Londra’da belediyelerin daha önce sattıkları evleri, konut yardımına ihtiyacı olan vatandaşlar için yeniden kiralar duruma geldikleri ortaya çıktı. Rapora göre Londra’da hala belediyelerin elinde olan 145 bin 500 konutun yüzde 36’sı kiralanmak üzere markete çıkacak. Araştırmaya göre Tower Hamlets bu konutlara en çok sahip olan bölge olurken bu belediyenin elindeki evlerin yüzde 50.5’i kiralanacak. İkinci sırada yüzde 49.8 ile Enfield, ve üçüncü sırada yüzde 45.6’yla Kingston geliyor.
2012 yılında Muhafazakar hükümetin tekrar başlattığı uygulama birçok eleştiri alırken Londra Belediye Meclisi üyesi Tom Copley konu hakkında yaptığı bir araştırmayı kamuoyuna sundu.
Rapor “Right to Buy” düzenlemesinin hem belediye evi kiracıları hem de vergi mükellefleri için dezavantajlı olduğunu ve ülkenin kalkınmasına yardımcı olmadığını vurguluyor. İlk defa 1980 yılında Margaret Thatcher’ın yürürlüğe koyduğu “Right to Buy” yani “Satın Alma Hakkı” isimli düzenlemeyle belediyeler belediye evlerinde konut yardımına ihtiyacı olduğu gerekçesiyle kiracı olan vatandaşlara beş yıl sonra oturdukları evi indirimli fiyatta satın alma hakkı tanıyordu. 2012’de tekrar başlatılan uygulamayla Londra’da oturdukları belediye evini satın almak isteyenler için yardım 100 bin sterline, İngiltere’nin geri kalanında ise 75 bin sterline kadar çıkabiliyor.

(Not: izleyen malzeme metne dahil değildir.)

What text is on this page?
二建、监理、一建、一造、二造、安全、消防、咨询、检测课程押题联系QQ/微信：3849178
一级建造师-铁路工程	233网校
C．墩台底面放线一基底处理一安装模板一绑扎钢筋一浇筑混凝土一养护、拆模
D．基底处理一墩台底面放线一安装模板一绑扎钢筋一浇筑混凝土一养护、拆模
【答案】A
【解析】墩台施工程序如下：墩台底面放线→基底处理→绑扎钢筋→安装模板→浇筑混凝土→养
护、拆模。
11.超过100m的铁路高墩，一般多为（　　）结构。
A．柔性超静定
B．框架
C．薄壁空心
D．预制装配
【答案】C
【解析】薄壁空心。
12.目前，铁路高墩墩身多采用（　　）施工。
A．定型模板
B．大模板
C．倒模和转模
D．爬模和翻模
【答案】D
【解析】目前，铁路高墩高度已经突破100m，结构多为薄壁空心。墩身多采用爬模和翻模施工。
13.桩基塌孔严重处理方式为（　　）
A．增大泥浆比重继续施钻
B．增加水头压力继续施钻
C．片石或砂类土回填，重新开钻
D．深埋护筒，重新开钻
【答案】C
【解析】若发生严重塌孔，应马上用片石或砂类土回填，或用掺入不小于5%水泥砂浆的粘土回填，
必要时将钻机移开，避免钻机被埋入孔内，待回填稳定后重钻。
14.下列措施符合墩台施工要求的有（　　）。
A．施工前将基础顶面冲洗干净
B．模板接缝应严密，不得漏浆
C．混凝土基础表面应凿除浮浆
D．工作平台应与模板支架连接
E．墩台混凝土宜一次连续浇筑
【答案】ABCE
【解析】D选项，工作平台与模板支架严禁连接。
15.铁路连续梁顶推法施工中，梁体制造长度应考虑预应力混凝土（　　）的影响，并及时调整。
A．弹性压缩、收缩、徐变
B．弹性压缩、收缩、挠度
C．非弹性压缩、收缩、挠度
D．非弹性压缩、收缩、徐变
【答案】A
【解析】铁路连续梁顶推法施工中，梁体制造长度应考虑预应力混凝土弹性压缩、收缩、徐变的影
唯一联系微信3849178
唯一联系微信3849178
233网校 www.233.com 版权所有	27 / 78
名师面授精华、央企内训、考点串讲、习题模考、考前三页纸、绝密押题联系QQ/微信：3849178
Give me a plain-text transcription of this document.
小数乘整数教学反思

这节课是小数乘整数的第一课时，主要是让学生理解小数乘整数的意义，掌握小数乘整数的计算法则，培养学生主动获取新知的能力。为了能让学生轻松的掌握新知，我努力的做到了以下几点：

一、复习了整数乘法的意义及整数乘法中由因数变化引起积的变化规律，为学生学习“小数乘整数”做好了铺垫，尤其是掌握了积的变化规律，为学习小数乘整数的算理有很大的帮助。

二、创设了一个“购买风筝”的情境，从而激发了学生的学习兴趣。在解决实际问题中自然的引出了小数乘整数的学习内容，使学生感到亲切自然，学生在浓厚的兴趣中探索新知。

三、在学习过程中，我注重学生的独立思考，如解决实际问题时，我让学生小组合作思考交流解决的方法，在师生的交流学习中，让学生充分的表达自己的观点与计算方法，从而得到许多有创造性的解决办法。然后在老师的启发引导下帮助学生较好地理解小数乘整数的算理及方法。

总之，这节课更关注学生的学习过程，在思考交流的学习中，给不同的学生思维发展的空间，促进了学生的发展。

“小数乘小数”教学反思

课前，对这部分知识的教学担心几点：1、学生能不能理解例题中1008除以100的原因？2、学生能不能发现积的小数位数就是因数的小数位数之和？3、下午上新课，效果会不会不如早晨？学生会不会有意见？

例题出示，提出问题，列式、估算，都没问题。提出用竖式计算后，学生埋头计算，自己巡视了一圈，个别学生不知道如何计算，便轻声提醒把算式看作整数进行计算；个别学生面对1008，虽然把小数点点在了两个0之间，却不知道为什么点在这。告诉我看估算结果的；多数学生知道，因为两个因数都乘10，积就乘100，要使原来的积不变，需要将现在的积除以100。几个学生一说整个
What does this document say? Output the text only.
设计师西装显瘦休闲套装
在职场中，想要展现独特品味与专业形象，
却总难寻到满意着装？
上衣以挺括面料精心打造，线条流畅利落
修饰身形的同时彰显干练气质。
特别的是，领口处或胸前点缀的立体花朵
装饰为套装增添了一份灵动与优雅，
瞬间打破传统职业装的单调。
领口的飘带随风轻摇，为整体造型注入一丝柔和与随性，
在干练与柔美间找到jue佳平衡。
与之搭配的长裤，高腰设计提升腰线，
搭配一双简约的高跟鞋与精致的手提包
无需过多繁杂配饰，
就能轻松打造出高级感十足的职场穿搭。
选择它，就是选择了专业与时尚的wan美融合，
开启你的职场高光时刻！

Copley’nın raporunda Londra’da yüzde 36’sının daha önceden belediyeler tarafından satılmış olduğu 52 bin evin yine belediyeler tarafından kiralandığına dikkat çekerken, bu evlerin belediyeler tarafında piyasa fiyatlarının üzerinde kiralandığını kaydetti.
Hükümet bu yöntemin konut yardımına ve maliyeti düşük evlere ihtiyacı olanlara yardım ettiğini savunurken, İşçi Partisi ise sistemde kesinlikle değişikliğe gidilmesi gerektiğini savunuyor. Yapılan çalışmaya göre belediyeler tarafından kiralanan evlerin çoğu konut yardımı alan vatandaşlara veriliyor.
Fakat Copley’nin raporu sistemin hem konut yardımına ihtiyacı olanlara hem de vergi mükelleflerine dezavantajlı olduğunu savunuyor. Belediye evlerinin özel sektöre geçirilmesi, belediye evinin kiracısı olacak birçok vatandaşı özel sektörden kiralamaya zorluyor. Bu hem kiracıları için zor koşullar oluşturuyor, hem de devlet bütçesi için sıkıntı yaratıyor. Konut yardımından yararlanma hakkı olan ve özel sektörden ev kiralayanlar için devlet yardımı haftada 100 sterline kadar çıkabiliyor.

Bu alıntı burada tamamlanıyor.